Disagreement is Apathy!
April 21st, 2008 by Adam
We begin our look at Wallis’ book proper in the introduction, which is essentially the ideological equivalent of a drive-by. A lot of faces go by, there is a lot of noise, and when it’s over we wonder what exactly the point of the exercise was.
He opens the introduction like he does in many chapters, by talking about his son Luke, who in this instance came to him believing that some friends didn’t believe in Jesus because their family is vegetarian (p. 1). The result was Wallis and his wife taking Luke on tour with them, to “meet some godly vegetarians,” (p. 1).
I begin here not simply because this is where Wallis starts, but because his approach to this issue is systemic of Wallis’s approach to Scripture throughout his book. He does not deal with Biblical passages which speak of vegetarianism as belonging to the one with “weak faith” (Rom. 8), nor talk about some of the anti-biblical assumptions (not to mention silly health beliefs) which spur on the popularity of vegetarianism. In fact, he ignores the Scriptures completely. He just assumes everything is fine and dandy with vegetarianism, and treats it as if it should somehow be normative in a world filled with the glory of the gospel. This, of course, is one kettle of fish I don’t want to spill any further.
Every major screeching point Wallis has he trips over here in the introduction, and as his remarks here are fairly sparse, I will try to limit myself to a similar level of word-count frugality.
He speaks of the astonishment of people when who apparently didn’t get the memo that Christianity had, you know, requirements. “I didn’t know Christians could care about poverty, the environment, or the war in Iraq,” (p. 1). It is hard to tell from this precisely what rock exactly these people have been huddled under since about 1973, but the evangelical head-count has been drastically dwindling on this front for some time.
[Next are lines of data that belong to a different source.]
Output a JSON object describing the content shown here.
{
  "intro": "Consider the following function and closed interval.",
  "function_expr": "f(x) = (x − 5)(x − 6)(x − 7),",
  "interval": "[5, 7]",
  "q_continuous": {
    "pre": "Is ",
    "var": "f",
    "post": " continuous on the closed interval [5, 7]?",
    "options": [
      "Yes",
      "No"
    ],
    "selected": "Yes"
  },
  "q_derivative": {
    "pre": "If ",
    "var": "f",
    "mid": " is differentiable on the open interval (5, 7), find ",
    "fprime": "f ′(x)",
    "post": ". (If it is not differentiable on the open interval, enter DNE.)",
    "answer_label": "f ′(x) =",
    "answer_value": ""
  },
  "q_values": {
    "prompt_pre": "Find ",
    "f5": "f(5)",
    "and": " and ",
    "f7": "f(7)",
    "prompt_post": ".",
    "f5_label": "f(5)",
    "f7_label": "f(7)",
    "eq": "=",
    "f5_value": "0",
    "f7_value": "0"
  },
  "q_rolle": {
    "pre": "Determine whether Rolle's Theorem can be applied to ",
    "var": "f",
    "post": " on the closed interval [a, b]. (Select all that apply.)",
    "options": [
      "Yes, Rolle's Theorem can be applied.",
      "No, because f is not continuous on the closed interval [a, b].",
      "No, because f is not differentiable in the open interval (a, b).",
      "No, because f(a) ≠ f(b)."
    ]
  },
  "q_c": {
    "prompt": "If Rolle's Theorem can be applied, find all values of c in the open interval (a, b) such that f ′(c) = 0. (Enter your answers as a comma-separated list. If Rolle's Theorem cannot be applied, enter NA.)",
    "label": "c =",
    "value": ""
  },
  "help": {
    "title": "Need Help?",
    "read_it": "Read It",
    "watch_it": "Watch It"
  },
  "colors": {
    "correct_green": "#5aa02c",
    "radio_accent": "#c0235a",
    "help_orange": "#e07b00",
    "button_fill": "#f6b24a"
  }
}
We’re all standing at the sidelines scratching our heads. This is something we all know, and the scary fundies before us. “What’s the trouble, now?”
Of course, once we agree that Christians should deal with poverty, the creation order, and the war in Iraq, we’re still not hopping down the yellow brick road arm-in-arm with Wallis. Nobody worth listening to on the conservative evangelical side is saying we should ignore these things, but we are disagreeing with the way in which Wallis and his cronies are going about it. And this, to some, is tantamount to apathy.
Next, Wallis brings up his heroes and their times to shine. He is a fan of Martin Luther King Jr. (that Holy plagiarizing womanizer), Finney, Ghandi, Lucy Stone, the Second Great Awakening (uh-oh), Christian Feminism, the Social Gospel, Liberation Theology, “interfaith dialog,” the Progressive Era, and the New Deal (p. 2-3, 6). This is enough to set off warning bells in any good Christian’s head. The Social Gospel, Progressive Era, and the New Deal were awash in socialist ideology, and as Jonah Goldberg has conclusively demonstrated in Liberal Fascism, fascist teachings as well. Liberation Theology was birthed from the merging of mainline Liberalism with Marxist ideology.
Wallis notes that “revivals often occur when politics is broken . . . Social movements then rise up to change politics,” (p. 2). Here we find just how fuzzyheaded his thinking honestly is. He confuses revivals, a spiritual awakening by the Spirit in the Church, with politics. Anyone who can merge two utterly dissimilar things so easily needs to be kept far from machinery. This is not to say that revivals do not change behavior and therefore politics; they do. But a revival occurs when the faith has lost its saltiness, not when the politicians are particularly inept.
He then speaks of “social justice,” never defining this term, except to say that it should be part of “a force for progressive social change,” (p. 3), which should make us all really nervous.
But what’s his deal with the ol’ RR (Religious Right?). Why, they’re trying to restrict the “moral values issue” to only two things, “abortion and gay marriage,” (p. 5). Those lousy conservatives, fighting against the mass slaughter of 60 million children and man-on-man action. Who do they think they are? What are they trying to do, deal with some issues about which God speaks very clearly and straight into the microphone, not a waver in His voice?
The solutions to poverty, at home and around our spheroid planet, are very complexicated. It is difficult to know what to do or what will help actually solve this thing, but God’s policy on genocide and the ethics of naughty touching are straightforward and travel along the lines of “Quit it!”
He doesn’t like the Religious Right because, “they’re so divisive!” (p. 7). They’re not encouraging the governmentally approved dosage of Group-Hugism. But the real and frankly deeper question is not whether or not we should be divisive, but with whom we should be divided? When lived properly, the Christian life will receive persecution, so we should be encouraged when this takes place that we’re actually doing something right. The trick is to get persecuted by the right folks.
And the fact that Wallis is buddy-buddy with Jimmy Carter, is published in the New York Times, and is universally loved by the established media, the Democratic Party, and most of the politicians in Washington really ought to be telling us something.